Bei den Mahlzeiten hob Tscharner hervor, dass morgens, mittags und abends Suppe und Brot gereicht werde, mittags Rindfleisch und ein bis zwei Beilagen, abends Kalbs- oder Schaffleisch und eine Beilage und zu beiden Mahlzeiten zwei Glas guten Land- oder ausländischen Wein. Dieses Getränk, das schon die zehnjährigen Knaben erhielten, galt als probates Mittel, der Gefährdung durch verunreinigtes Wasser zu entgehen.
Anders als in anderen Privatschulen wurden die Kinder in Reichenau alle gleich behandelt. Es wurde kein Unterschied zwischen den Söhnen eines Barons, Gutsherrn oder reichen Kaufmanns und jenen eines Stadtwachtmeisters aus Chur gemacht. Man fand sich nicht in der im heiligen römischen Reich deutscher Nation üblichen Zweiklassengesellschaft wieder, wo die einen Schüler ihre Angelegenheiten selber verrichteten, während andere zum Frisieren und Anziehen einen Diener zur Hand hatten. Ebenso wurden ihnen zunächst keine privaten Schlafräume oder abgesonderten Esssäle angeboten. Darin spürt man den Willen zur demokratischen Gesellschaft. In Reichenau sollte, wie schon in Haldenstein und Jenins, eine Gemeinschaft der Gleichberechtigten gelebt werden, und das wäre in Frage gestellt worden, wenn die Einen den Anderen ihrer Herkunft wegen bevorzugt worden wären.
In der Kleidung konnte ein Standesunterschied sichtbar werden, aber es gibt keine Anzeichen, dass dies Auswirkungen auf das Verhalten der Lehrer und der Schüler untereinander gehabt hätte. «Die Art der Kleider wird der Willkür der Eltern anheimgestellt; sie können solche modisch oder ländlich, kostbar oder gemein kleiden lassen; auch wird für einmal keine Uniform getragen. Nur wünscht man, dass die Knaben anständig, und mehr schön als prächtig gekleidet, besonders aber alle hinlänglich mit Weisszeug versehen würden, und wird solchen die Erinnerung gegeben, dass Kleider keine Leute machen. Man kann diesfalls in Reichenau mit allem Nötigen auf eine billige Weise versehen werden.»
Man achtete sogar darauf, dass alle Kinder annähernd gleich viel Taschengeld erhielten – ein oder zwei Taler –, das ihnen von der Schulleitung vierteljährlich ausgehändigt wurde und worüber sie genaue Rechnung abzulegen hatten.

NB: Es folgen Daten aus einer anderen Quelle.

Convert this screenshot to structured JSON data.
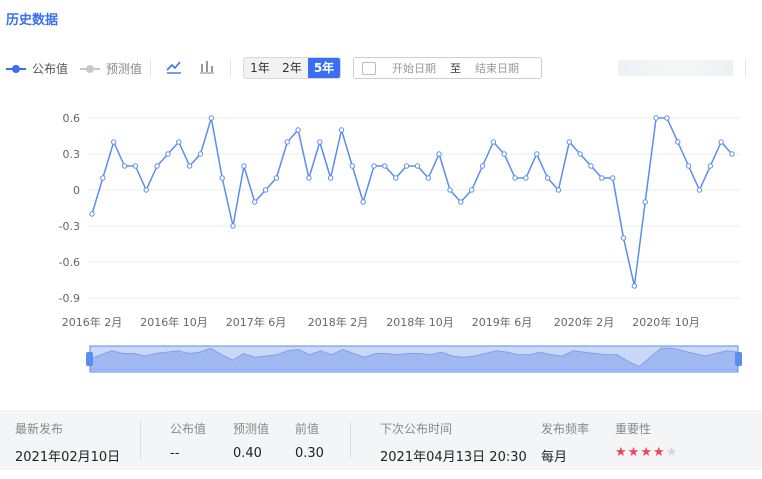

Im Kapitel «Erziehung zum Bürger» wird noch einmal darauf zurückgekommen.
Als Besonderheit des Seminars Reichenau betonte Tscharner schon am Anfang des Prospekts, dass reformierte und katholische Kinder gemeinsam erzogen würden. Dies werde dadurch begünstigt, dass die Eigentümergemeinschaft der Herrschaft und das Lehrerkollegium gemischt-konfessionell zusammengesetzt seien. Beiden Gruppen wurde Religionsunterricht in ihrer Konfession garantiert, den Katholiken eine sonntägliche Messe in der schlosseigenen Kapelle und an den Fastentagen Speisen nach Vorschriften des bischöflichen Ordinariats in Chur.
Noch bevor er den Unterricht im Einzelnen vorstellte, äusserte sich Tscharner ausführlich zum Thema «Aufsicht und Erziehung». Dabei wies er auf die grosse Erfahrung der Schulleitung hin.
«Diese Anstalt ist nicht neu, und läuft daher auch nicht die Gefahren, denen gemeiniglich jede neue Unternehmung ausgesetzt ist. Denn einerseits tritt der Herr Professor Nesemann mit Schülern in solche ein, welche bisher seinen Unterricht genossen haben. Andernteils wird die bisher zu Jenins gestandene Privaterziehungsanstalt, mit ihren Anlagen zu Bibliothek- und zu Natur-, Kunst- und Münzkabinett, so wie mit ihrer Einrichtung von Meritentafeln, Fleiss- und Tugendmarken, Ordensmedaillen, Landcharten, Kupfern etc. nach Reichenau hinübergebracht; auf diese Weise wird dieses öffentliche Kollegium nur eine Fortsetzung und Erweiterung zweier schon lange bestehender Privatanstalten sein, und schon Anfangs eine Anzahl wohlerzogener Knaben aus vornehmen und bürgerlichen Häusern aufweisen, welche den neuen Ankömmlingen zur Gesellschaft und zur Ermunterung dienen werden.»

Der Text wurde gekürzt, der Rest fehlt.